Mutiny at the Fed: “Two governors, Lael Brainard and Daniel Tarullo…
:…have publicly spoken out against the rush to raise US interest rates. This is significant for a number of reasons. First, because most noises from individual Fed interest-rate setters have been in the hawkish direction. Chair Janet Yellen herself, while not a hawk, has unwisely tied herself to the calendar…. Tim Duy, the most perceptive Fed-watcher out there….On his reading, Brainard lays down a clear marker….Jared Bernstein, too, annotates the key parts of Brainard’s speech…. She judges the risks of things going worse than expected as more weighty than the chance of things going better…. She takes seriously that it is easier to wait too long and then tighten sharply if necessary, than to make up for the damage caused by a premature rate rise. That is because with very low interest rates it is challenging to make policy much looser…. This ‘option value of waiting’ argument is explained by Brad DeLong in a recent comment on Brainard and Duy…. Tarullo relied on the same two points….
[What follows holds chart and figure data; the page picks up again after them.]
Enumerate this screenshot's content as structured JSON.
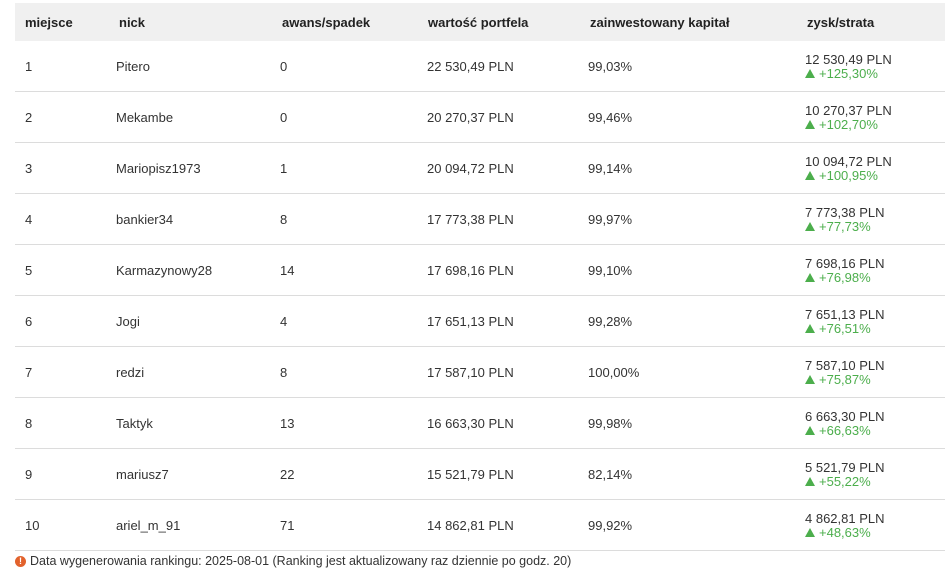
{
  "colors": {
    "header_bg": "#f0f0f0",
    "gain_green": "#4cae4c",
    "info_orange": "#e2622c",
    "row_divider": "#dcdcdc"
  },
  "header": {
    "place": "miejsce",
    "nick": "nick",
    "promotion": "awans/spadek",
    "portfolio_value": "wartość portfela",
    "invested_capital": "zainwestowany kapitał",
    "profit_loss": "zysk/strata"
  },
  "rows": [
    {
      "place": "1",
      "nick": "Pitero",
      "promotion": "0",
      "portfolio_value": "22 530,49 PLN",
      "invested_capital": "99,03%",
      "profit_value": "12 530,49 PLN",
      "profit_pct": "+125,30%"
    },
    {
      "place": "2",
      "nick": "Mekambe",
      "promotion": "0",
      "portfolio_value": "20 270,37 PLN",
      "invested_capital": "99,46%",
      "profit_value": "10 270,37 PLN",
      "profit_pct": "+102,70%"
    },
    {
      "place": "3",
      "nick": "Mariopisz1973",
      "promotion": "1",
      "portfolio_value": "20 094,72 PLN",
      "invested_capital": "99,14%",
      "profit_value": "10 094,72 PLN",
      "profit_pct": "+100,95%"
    },
    {
      "place": "4",
      "nick": "bankier34",
      "promotion": "8",
      "portfolio_value": "17 773,38 PLN",
      "invested_capital": "99,97%",
      "profit_value": "7 773,38 PLN",
      "profit_pct": "+77,73%"
    },
    {
      "place": "5",
      "nick": "Karmazynowy28",
      "promotion": "14",
      "portfolio_value": "17 698,16 PLN",
      "invested_capital": "99,10%",
      "profit_value": "7 698,16 PLN",
      "profit_pct": "+76,98%"
    },
    {
      "place": "6",
      "nick": "Jogi",
      "promotion": "4",
      "portfolio_value": "17 651,13 PLN",
      "invested_capital": "99,28%",
      "profit_value": "7 651,13 PLN",
      "profit_pct": "+76,51%"
    },
    {
      "place": "7",
      "nick": "redzi",
      "promotion": "8",
      "portfolio_value": "17 587,10 PLN",
      "invested_capital": "100,00%",
      "profit_value": "7 587,10 PLN",
      "profit_pct": "+75,87%"
    },
    {
      "place": "8",
      "nick": "Taktyk",
      "promotion": "13",
      "portfolio_value": "16 663,30 PLN",
      "invested_capital": "99,98%",
      "profit_value": "6 663,30 PLN",
      "profit_pct": "+66,63%"
    },
    {
      "place": "9",
      "nick": "mariusz7",
      "promotion": "22",
      "portfolio_value": "15 521,79 PLN",
      "invested_capital": "82,14%",
      "profit_value": "5 521,79 PLN",
      "profit_pct": "+55,22%"
    },
    {
      "place": "10",
      "nick": "ariel_m_91",
      "promotion": "71",
      "portfolio_value": "14 862,81 PLN",
      "invested_capital": "99,92%",
      "profit_value": "4 862,81 PLN",
      "profit_pct": "+48,63%"
    }
  ],
  "icons": {
    "gain": "triangle-up-icon",
    "info": "info-icon"
  },
  "footer": {
    "info_glyph": "!",
    "text": "Data wygenerowania rankingu: 2025-08-01 (Ranking jest aktualizowany raz dziennie po godz. 20)"
  }
}
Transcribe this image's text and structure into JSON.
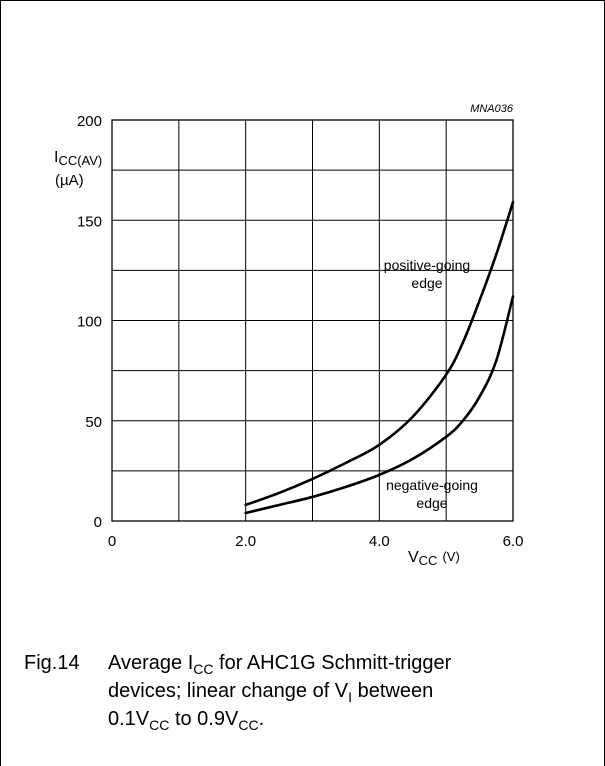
{
  "chart_data": {
    "type": "line",
    "figure_code": "MNA036",
    "ylabel_main": "I",
    "ylabel_sub": "CC(AV)",
    "ylabel_unit": "(µA)",
    "xlabel_main": "V",
    "xlabel_sub": "CC",
    "xlabel_unit": "(V)",
    "xlim": [
      0,
      6
    ],
    "ylim": [
      0,
      200
    ],
    "x_ticks": [
      {
        "value": 0,
        "label": "0"
      },
      {
        "value": 2,
        "label": "2.0"
      },
      {
        "value": 4,
        "label": "4.0"
      },
      {
        "value": 6,
        "label": "6.0"
      }
    ],
    "y_ticks": [
      {
        "value": 0,
        "label": "0"
      },
      {
        "value": 50,
        "label": "50"
      },
      {
        "value": 100,
        "label": "100"
      },
      {
        "value": 150,
        "label": "150"
      },
      {
        "value": 200,
        "label": "200"
      }
    ],
    "grid": true,
    "series": [
      {
        "name": "positive-going edge",
        "label_lines": [
          "positive-going",
          "edge"
        ],
        "x": [
          2.0,
          2.5,
          3.0,
          3.5,
          4.0,
          4.5,
          5.0,
          5.25,
          5.5,
          5.75,
          6.0
        ],
        "y": [
          8,
          14,
          21,
          29,
          38,
          52,
          73,
          89,
          110,
          133,
          159
        ]
      },
      {
        "name": "negative-going edge",
        "label_lines": [
          "negative-going",
          "edge"
        ],
        "x": [
          2.0,
          2.5,
          3.0,
          3.5,
          4.0,
          4.5,
          5.0,
          5.25,
          5.5,
          5.75,
          6.0
        ],
        "y": [
          4,
          8,
          12,
          17,
          23,
          31,
          42,
          50,
          62,
          80,
          112
        ]
      }
    ]
  },
  "caption": {
    "fig_label": "Fig.14",
    "line1_a": "Average I",
    "line1_sub": "CC",
    "line1_b": " for AHC1G Schmitt-trigger",
    "line2_a": "devices; linear change of V",
    "line2_sub": "I",
    "line2_b": " between",
    "line3_a": "0.1V",
    "line3_sub1": "CC",
    "line3_b": " to 0.9V",
    "line3_sub2": "CC",
    "line3_c": "."
  }
}
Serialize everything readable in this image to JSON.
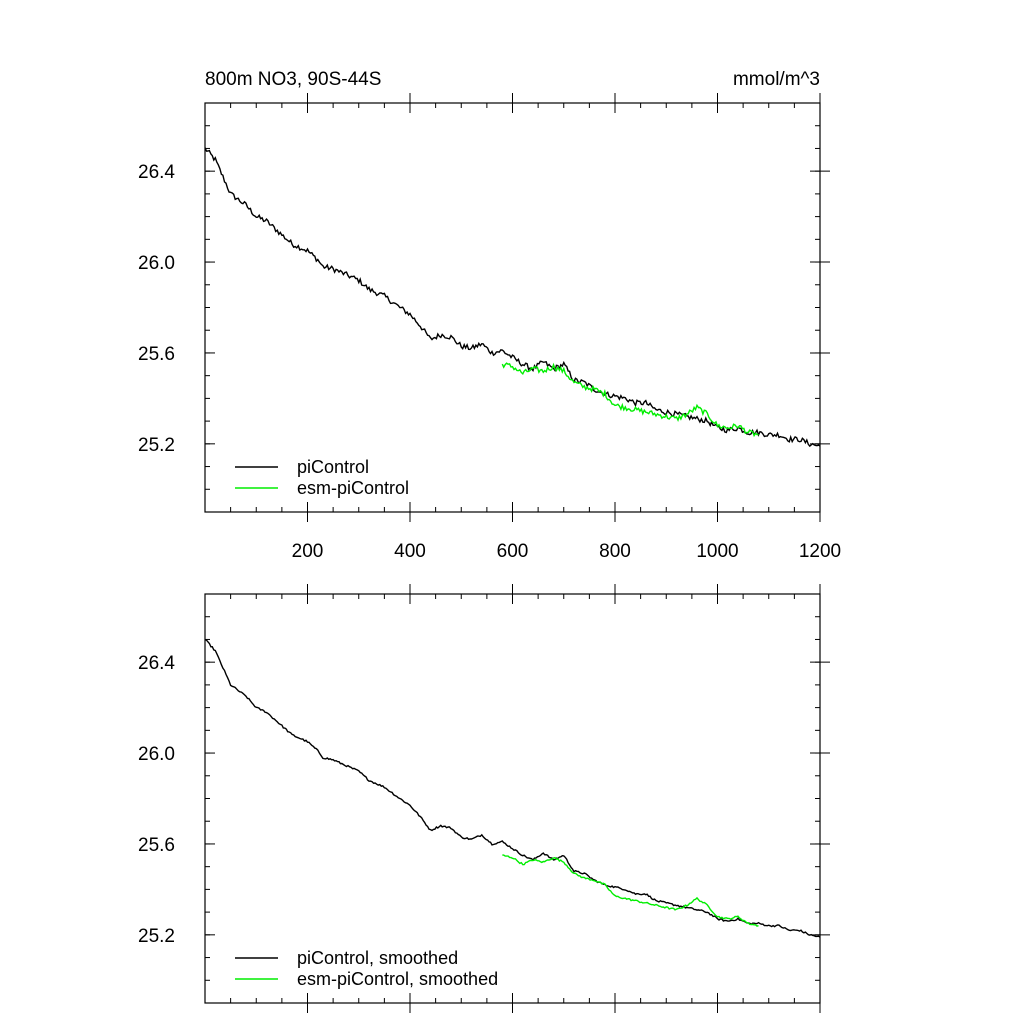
{
  "figure": {
    "title_left": "800m NO3, 90S-44S",
    "title_right": "mmol/m^3"
  },
  "colors": {
    "picontrol": "#000000",
    "esm_picontrol": "#00ee00",
    "axis": "#000000"
  },
  "chart_data": [
    {
      "type": "line",
      "title": "800m NO3, 90S-44S",
      "units": "mmol/m^3",
      "xlim": [
        0,
        1200
      ],
      "ylim": [
        24.9,
        26.7
      ],
      "xticks": [
        200,
        400,
        600,
        800,
        1000,
        1200
      ],
      "xtick_labels": [
        "200",
        "400",
        "600",
        "800",
        "1000",
        "1200"
      ],
      "yticks": [
        25.2,
        25.6,
        26.0,
        26.4
      ],
      "ytick_labels": [
        "25.2",
        "25.6",
        "26.0",
        "26.4"
      ],
      "legend_position": "bottom-left",
      "series": [
        {
          "name": "piControl",
          "color": "#000000",
          "x": [
            0,
            20,
            50,
            80,
            100,
            120,
            150,
            170,
            200,
            220,
            230,
            250,
            270,
            300,
            320,
            350,
            380,
            400,
            420,
            440,
            460,
            480,
            500,
            520,
            540,
            560,
            580,
            600,
            620,
            640,
            660,
            680,
            700,
            720,
            740,
            760,
            780,
            800,
            820,
            840,
            860,
            880,
            900,
            920,
            940,
            960,
            980,
            1000,
            1020,
            1040,
            1060,
            1080,
            1100,
            1120,
            1140,
            1160,
            1180,
            1200
          ],
          "y": [
            26.5,
            26.45,
            26.3,
            26.25,
            26.2,
            26.18,
            26.12,
            26.08,
            26.05,
            26.01,
            25.98,
            25.97,
            25.95,
            25.92,
            25.88,
            25.85,
            25.8,
            25.77,
            25.72,
            25.66,
            25.68,
            25.67,
            25.63,
            25.62,
            25.64,
            25.6,
            25.61,
            25.58,
            25.55,
            25.53,
            25.56,
            25.53,
            25.55,
            25.48,
            25.47,
            25.44,
            25.42,
            25.41,
            25.4,
            25.38,
            25.38,
            25.35,
            25.34,
            25.33,
            25.32,
            25.31,
            25.3,
            25.27,
            25.26,
            25.27,
            25.25,
            25.25,
            25.24,
            25.24,
            25.22,
            25.22,
            25.2,
            25.19
          ],
          "jitter": 0.012
        },
        {
          "name": "esm-piControl",
          "color": "#00ee00",
          "x": [
            580,
            600,
            620,
            640,
            660,
            680,
            700,
            720,
            740,
            760,
            780,
            800,
            820,
            840,
            860,
            880,
            900,
            920,
            940,
            960,
            980,
            1000,
            1020,
            1040,
            1060,
            1080
          ],
          "y": [
            25.55,
            25.54,
            25.51,
            25.53,
            25.52,
            25.54,
            25.52,
            25.47,
            25.45,
            25.44,
            25.42,
            25.37,
            25.36,
            25.35,
            25.34,
            25.33,
            25.32,
            25.31,
            25.33,
            25.36,
            25.33,
            25.28,
            25.27,
            25.28,
            25.25,
            25.24
          ],
          "jitter": 0.012
        }
      ],
      "legend": [
        "piControl",
        "esm-piControl"
      ]
    },
    {
      "type": "line",
      "xlim": [
        0,
        1200
      ],
      "ylim": [
        24.9,
        26.7
      ],
      "xticks": [
        200,
        400,
        600,
        800,
        1000,
        1200
      ],
      "xtick_labels": [],
      "yticks": [
        25.2,
        25.6,
        26.0,
        26.4
      ],
      "ytick_labels": [
        "25.2",
        "25.6",
        "26.0",
        "26.4"
      ],
      "legend_position": "bottom-left",
      "series": [
        {
          "name": "piControl, smoothed",
          "color": "#000000",
          "x": [
            0,
            20,
            50,
            80,
            100,
            120,
            150,
            170,
            200,
            220,
            230,
            250,
            270,
            300,
            320,
            350,
            380,
            400,
            420,
            440,
            460,
            480,
            500,
            520,
            540,
            560,
            580,
            600,
            620,
            640,
            660,
            680,
            700,
            720,
            740,
            760,
            780,
            800,
            820,
            840,
            860,
            880,
            900,
            920,
            940,
            960,
            980,
            1000,
            1020,
            1040,
            1060,
            1080,
            1100,
            1120,
            1140,
            1160,
            1180,
            1200
          ],
          "y": [
            26.5,
            26.45,
            26.3,
            26.25,
            26.2,
            26.18,
            26.12,
            26.08,
            26.05,
            26.01,
            25.98,
            25.97,
            25.95,
            25.92,
            25.88,
            25.85,
            25.8,
            25.77,
            25.72,
            25.66,
            25.68,
            25.67,
            25.63,
            25.62,
            25.64,
            25.6,
            25.61,
            25.58,
            25.55,
            25.53,
            25.56,
            25.53,
            25.55,
            25.48,
            25.47,
            25.44,
            25.42,
            25.41,
            25.4,
            25.38,
            25.38,
            25.35,
            25.34,
            25.33,
            25.32,
            25.31,
            25.3,
            25.27,
            25.26,
            25.27,
            25.25,
            25.25,
            25.24,
            25.24,
            25.22,
            25.22,
            25.2,
            25.19
          ],
          "jitter": 0.004
        },
        {
          "name": "esm-piControl, smoothed",
          "color": "#00ee00",
          "x": [
            580,
            600,
            620,
            640,
            660,
            680,
            700,
            720,
            740,
            760,
            780,
            800,
            820,
            840,
            860,
            880,
            900,
            920,
            940,
            960,
            980,
            1000,
            1020,
            1040,
            1060,
            1080
          ],
          "y": [
            25.55,
            25.54,
            25.51,
            25.53,
            25.52,
            25.54,
            25.52,
            25.47,
            25.45,
            25.44,
            25.42,
            25.37,
            25.36,
            25.35,
            25.34,
            25.33,
            25.32,
            25.31,
            25.33,
            25.36,
            25.33,
            25.28,
            25.27,
            25.28,
            25.25,
            25.24
          ],
          "jitter": 0.004
        }
      ],
      "legend": [
        "piControl, smoothed",
        "esm-piControl, smoothed"
      ]
    }
  ]
}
Brainard and Tarullo now echo the dovish arguments of outsiders from the left such as Lawrence Summers, when those arguments have seemingly fallen on deaf ears in the rest of the FOMC…. Both the grumbling governors hail from that political milieu… of the Obama administration. Duy’s explanation is… that Yellen’s professional formative years were the high-inflation period of the 1970s (the same is true for vice-chair Stanley Fischer); Brainard’s experience, meanwhile, ‘is dominated by the Great Moderation’…. Paul Krugman offers a nuance: rather than the Great Moderation, he suggests what most shapes Brainard’s economic world view is… ‘internationally oriented macro types were aware earlier than most that Depression-type issues never went away’…. Hawks are now encountering more determined opposition at the Fed. That is a good thing.